Sabtu, 06 Februari 2016

Harga Sebuah Kebutuhan

'Air menjadi barang mahal saat ini'. Begitu sub judul salah satu berita di Republika terbitan Senin, 25 Agustus 2003 lalu. Kekeringan yang melanda berbagai wilayah di tanah air telah menjadikan air sebagai barang yang sangat mahal harganya, yang demi mendapatkannya, warga rela melakukan apa saja, termasuk bertengkar dengan sesama warga gara-gara rebutan air.

Saya jadi ingat dengan pertanyaan yang diajukan dosen Manajemen Proyek saya pada pertemuan lalu. Pertanyaannya sederhana saja dan sering saya temui dalam kehidupan sehari-hari. Kenapa kalau kita menjahitkan baju dan kemudian kita minta baju itu jadi 2x lebih cepat daripada waktu semula yang disanggupi si penjahit, kita juga harus membayar sampai 2x lebih mahal? Kinerja, servis, prioritas dan jawaban-jawaban lain dari mahasiswa tak memuaskan Pak Dosen. "Ya sudah, pertanyaan ini jadi PR kalian untuk minggu depan" kata Pak Dosen menutup kuliahnya hari itu.

Sekarang, sepertinya saya tahu jawabannya. Kebutuhan akan air yang mendesaklah yang menjadikan harga air menjadi mahal. Begitu pula kasus penjahit tadi. Kebutuhan pelanggan akan pakaian yang mendesak (misalnya karena akan dipakai ke pesta) yang membuat ongkos jahit itu lebih mahal dari harga normal.

Saya pernah baca di Koran Tempo edisi 16 Agustus 2003 lalu. Seorang pria bernama Syamsul Arifin bahkan rela menukar kebebasannya demi sepiring nasi. Syamsul sebenarnya adalah seorang gelandangan pengelap kaca mobil di perempatan sebuah jalan di Jakarta. Agar dipenjara, Syamsul mengaku sebagai sopir Asmar Latin Sani, tersangka pelaku pemboman hotel Marriot dan kemudian setelah dilakukan serangkaian tes psikologi ternyata pengakuan Syamsul ini bohong belaka. Syamsul menganggap bahwa jika ia dipenjara, pemenuhan kebutuhan pokoknya(baca:makan dan minum) akan jauh lebih terjamin ketimbang saat dia menggelandang di jalan. Saking mendesaknya kebutuhan itu, bahkan sepiring nasi dan segelas air pun menjadi jauh lebih mahal daripada harga sebuah kebebasan.

Lain lagi Haryanto, anak kelas 6 SD di Garut ini bahkan rela mengorbankan hidupnya demi sebuah sebab yang mungkin sangat sepele bagi kita.
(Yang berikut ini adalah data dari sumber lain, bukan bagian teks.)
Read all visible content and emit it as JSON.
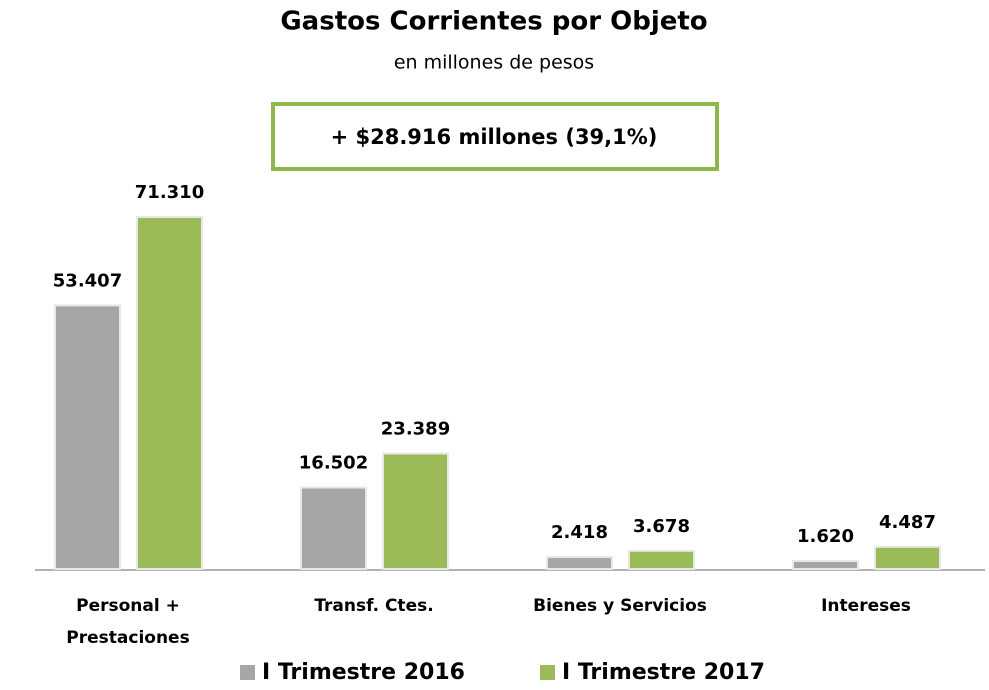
{
  "chart_data": {
    "type": "bar",
    "title": "Gastos Corrientes por Objeto",
    "subtitle": "en millones de pesos",
    "annotation": "+ $28.916 millones (39,1%)",
    "categories": [
      "Personal +\nPrestaciones",
      "Transf. Ctes.",
      "Bienes y Servicios",
      "Intereses"
    ],
    "series": [
      {
        "name": "I Trimestre 2016",
        "color": "#a6a6a6",
        "values": [
          53407,
          16502,
          2418,
          1620
        ],
        "value_labels": [
          "53.407",
          "16.502",
          "2.418",
          "1.620"
        ]
      },
      {
        "name": "I Trimestre 2017",
        "color": "#9bbb59",
        "values": [
          71310,
          23389,
          3678,
          4487
        ],
        "value_labels": [
          "71.310",
          "23.389",
          "3.678",
          "4.487"
        ]
      }
    ],
    "legend": "bottom"
  }
}
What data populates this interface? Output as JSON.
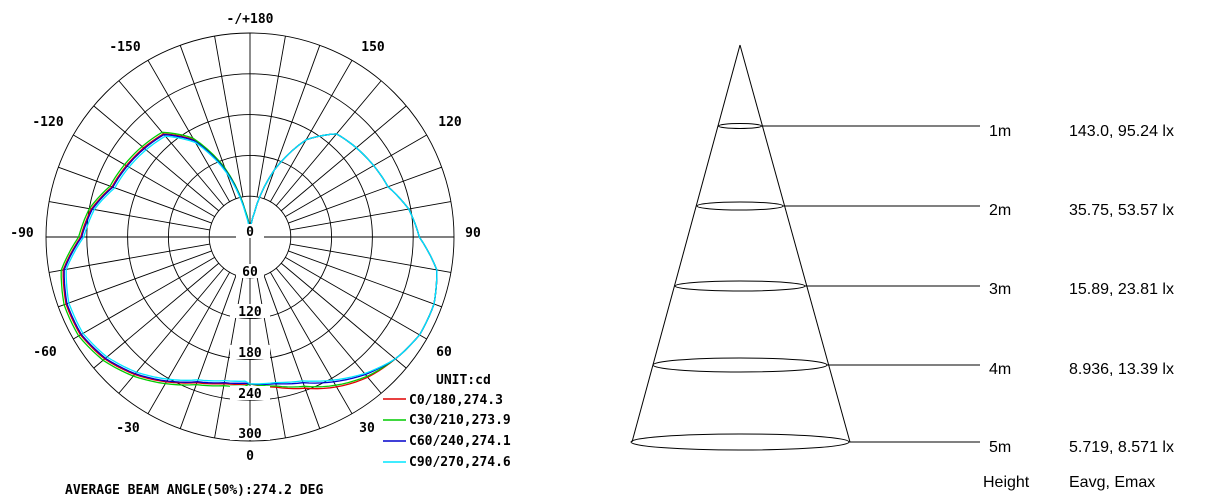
{
  "polar": {
    "angle_labels": {
      "top": "-/+180",
      "neg150": "-150",
      "pos150": "150",
      "neg120": "-120",
      "pos120": "120",
      "neg90": "-90",
      "pos90": "90",
      "neg60": "-60",
      "pos60": "60",
      "neg30": "-30",
      "pos30": "30",
      "bottom": "0"
    },
    "radial_labels": [
      "0",
      "60",
      "120",
      "180",
      "240",
      "300"
    ],
    "unit": "UNIT:cd",
    "legend": [
      {
        "label": "C0/180,274.3",
        "color": "#e00000"
      },
      {
        "label": "C30/210,273.9",
        "color": "#00cc00"
      },
      {
        "label": "C60/240,274.1",
        "color": "#0000cc"
      },
      {
        "label": "C90/270,274.6",
        "color": "#00e5ff"
      }
    ],
    "footer": "AVERAGE BEAM ANGLE(50%):274.2 DEG"
  },
  "cone": {
    "rows": [
      {
        "height": "1m",
        "value": "143.0, 95.24 lx"
      },
      {
        "height": "2m",
        "value": "35.75, 53.57 lx"
      },
      {
        "height": "3m",
        "value": "15.89, 23.81 lx"
      },
      {
        "height": "4m",
        "value": "8.936, 13.39 lx"
      },
      {
        "height": "5m",
        "value": "5.719, 8.571 lx"
      }
    ],
    "col_height": "Height",
    "col_values": "Eavg, Emax"
  }
}
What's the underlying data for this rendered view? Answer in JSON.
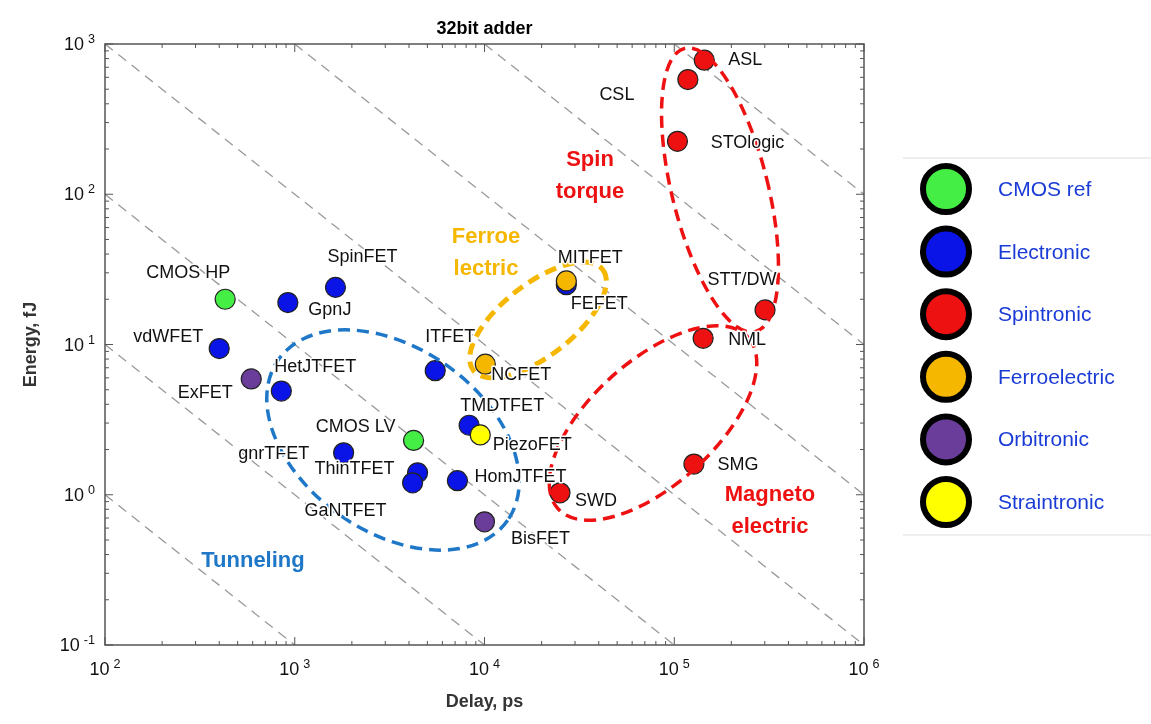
{
  "chart_data": {
    "type": "scatter",
    "title": "32bit adder",
    "xlabel": "Delay, ps",
    "ylabel": "Energy, fJ",
    "log": "xy",
    "marker": "circle",
    "legend": "right",
    "xlim": [
      100,
      1000000
    ],
    "ylim": [
      0.1,
      1000
    ],
    "xticks": [
      {
        "value": 100,
        "label": "10$^{2}$"
      },
      {
        "value": 1000,
        "label": "10$^{3}$"
      },
      {
        "value": 10000,
        "label": "10$^{4}$"
      },
      {
        "value": 100000,
        "label": "10$^{5}$"
      },
      {
        "value": 1000000,
        "label": "10$^{6}$"
      }
    ],
    "yticks": [
      {
        "value": 0.1,
        "label": "10$^{-1}$"
      },
      {
        "value": 1,
        "label": "10$^{0}$"
      },
      {
        "value": 10,
        "label": "10$^{1}$"
      },
      {
        "value": 100,
        "label": "10$^{2}$"
      },
      {
        "value": 1000,
        "label": "10$^{3}$"
      }
    ],
    "series": [
      {
        "type": "line",
        "line_style": "dashed",
        "marker": "none",
        "color": "#999999",
        "x": [
          100,
          1000
        ],
        "values": [
          1,
          0.1
        ]
      },
      {
        "type": "line",
        "line_style": "dashed",
        "marker": "none",
        "color": "#999999",
        "x": [
          100,
          10000
        ],
        "values": [
          10,
          0.1
        ]
      },
      {
        "type": "line",
        "line_style": "dashed",
        "marker": "none",
        "color": "#999999",
        "x": [
          100,
          100000
        ],
        "values": [
          100,
          0.1
        ]
      },
      {
        "type": "line",
        "line_style": "dashed",
        "marker": "none",
        "color": "#999999",
        "x": [
          100,
          1000000
        ],
        "values": [
          1000,
          0.1
        ]
      },
      {
        "type": "line",
        "line_style": "dashed",
        "marker": "none",
        "color": "#999999",
        "x": [
          1000,
          1000000
        ],
        "values": [
          1000,
          1
        ]
      },
      {
        "type": "line",
        "line_style": "dashed",
        "marker": "none",
        "color": "#999999",
        "x": [
          10000,
          1000000
        ],
        "values": [
          1000,
          10
        ]
      },
      {
        "type": "line",
        "line_style": "dashed",
        "marker": "none",
        "color": "#999999",
        "x": [
          100000,
          1000000
        ],
        "values": [
          1000,
          100
        ]
      },
      {
        "name": "CMOS ref",
        "color": "#44ee44",
        "x": [
          430,
          4230
        ],
        "values": [
          20,
          2.3
        ]
      },
      {
        "name": "Electronic",
        "color": "#0a14e6",
        "x": [
          920,
          1640,
          400,
          850,
          1810,
          4440,
          4180,
          7200,
          5500,
          8300,
          27000
        ],
        "values": [
          19,
          24,
          9.4,
          4.9,
          1.9,
          1.4,
          1.2,
          1.24,
          6.7,
          2.9,
          25
        ]
      },
      {
        "name": "Spintronic",
        "color": "#ee1111",
        "x": [
          144000,
          118000,
          104000,
          301000,
          142000,
          127000,
          25000
        ],
        "values": [
          780,
          580,
          225,
          17,
          11,
          1.6,
          1.03
        ]
      },
      {
        "name": "Ferroelectric",
        "color": "#f5b700",
        "x": [
          10100,
          27000
        ],
        "values": [
          7.4,
          26.5
        ]
      },
      {
        "name": "Orbitronic",
        "color": "#6a3d9a",
        "x": [
          590,
          10000
        ],
        "values": [
          5.9,
          0.66
        ]
      },
      {
        "name": "Straintronic",
        "color": "#ffff00",
        "x": [
          9500
        ],
        "values": [
          2.5
        ]
      }
    ],
    "annotations": [
      {
        "text": "CMOS HP",
        "x": 430,
        "y": 20
      },
      {
        "text": "GpnJ",
        "x": 920,
        "y": 19
      },
      {
        "text": "SpinFET",
        "x": 1640,
        "y": 24
      },
      {
        "text": "vdWFET",
        "x": 400,
        "y": 9.4
      },
      {
        "text": "ExFET",
        "x": 590,
        "y": 5.9
      },
      {
        "text": "HetJTFET",
        "x": 850,
        "y": 4.9
      },
      {
        "text": "gnrTFET",
        "x": 1810,
        "y": 1.9
      },
      {
        "text": "CMOS LV",
        "x": 4230,
        "y": 2.3
      },
      {
        "text": "ThinTFET",
        "x": 4440,
        "y": 1.4
      },
      {
        "text": "GaNTFET",
        "x": 4180,
        "y": 1.2
      },
      {
        "text": "HomJTFET",
        "x": 7200,
        "y": 1.24
      },
      {
        "text": "ITFET",
        "x": 5500,
        "y": 6.7
      },
      {
        "text": "TMDTFET",
        "x": 8300,
        "y": 2.9
      },
      {
        "text": "PiezoFET",
        "x": 9500,
        "y": 2.5
      },
      {
        "text": "BisFET",
        "x": 10000,
        "y": 0.66
      },
      {
        "text": "NCFET",
        "x": 10100,
        "y": 7.4
      },
      {
        "text": "MITFET",
        "x": 27000,
        "y": 26.5
      },
      {
        "text": "FEFET",
        "x": 27000,
        "y": 25
      },
      {
        "text": "ASL",
        "x": 144000,
        "y": 780
      },
      {
        "text": "CSL",
        "x": 118000,
        "y": 580
      },
      {
        "text": "STOlogic",
        "x": 104000,
        "y": 225
      },
      {
        "text": "STT/DW",
        "x": 301000,
        "y": 17
      },
      {
        "text": "NML",
        "x": 142000,
        "y": 11
      },
      {
        "text": "SMG",
        "x": 127000,
        "y": 1.6
      },
      {
        "text": "SWD",
        "x": 25000,
        "y": 1.03
      },
      "Tunneling",
      "Ferroe lectric",
      "Spin torque",
      "Magneto electric"
    ]
  }
}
Orangtuanya tak mampu membelikan alat peraga ketrampilan seharga 2500 rupiah. Ia malu dan mencoba mengakhiri masalahnya dengan gantung diri. Haryanto selamat, tapi berisiko menderita gangguan syaraf bahkan koma seumur hidupnya. Sebuah harga yang sangat mahal untuk sebuah harga diri, perasaan malu dan takut seorang anak SD yang sekarang bahkan tak banyak dimiliki orang-orang dewasa saat ini.

Seperti yang saya lihat di Jakarta beberapa waktu lalu. Di sebuah angkot 06 jurusan Pasar Minggu -Kampung Melayu, seorang pemuda tegap dan sehat, berwajah lumayan, bertopi dan bercelana pendek tiba-tiba masuk ke dalam angkot di tengah kemacetan lalu lintas Jakarta. Sesaat setelah duduk, ia berpidato, mengucapkan beberapa kalimat retoris yang intinya meminta pemakluman para penumpang kenapa dia harus melakukan itu semua. Saya belum makan dari pagi, saya tak bermaksud jahat, lebih baik saya begini daripada saya ngerampok dan berbagai alasan lain yang membuat perut saya sakit mendengarnya. Topinya yang masih bagus dia ulurkan ke arah penumpang, menunggu beberapa receh turun di sana, tak lebih dari 5 jumlahnya. Tanpa tertunduk dia selesaikan pertunjukannya hari itu dengan ucapan "Salam Indonesia" --entah apa maksudnya-- dan meninggalkan angkot begitu saja seolah tak pernah terjadi apa-apa. Dari balik kaca angkot, saya melihatnya berjalan tenang menerobos antrean kendaraan. Tak nampak dosa di pundaknya. Betapa kasihan dia, demi uang receh yang tak sampai 500 rupiah yang sepiring bubur ayam pun tak bisa ia beli, ia gadaikan rasa malu dan harga dirinya. Dan saya mendapat pelajaran betapa harga sebuah diri bisa berbeda-beda tergantung siapa yang memilikinya dan apa kebutuhannya.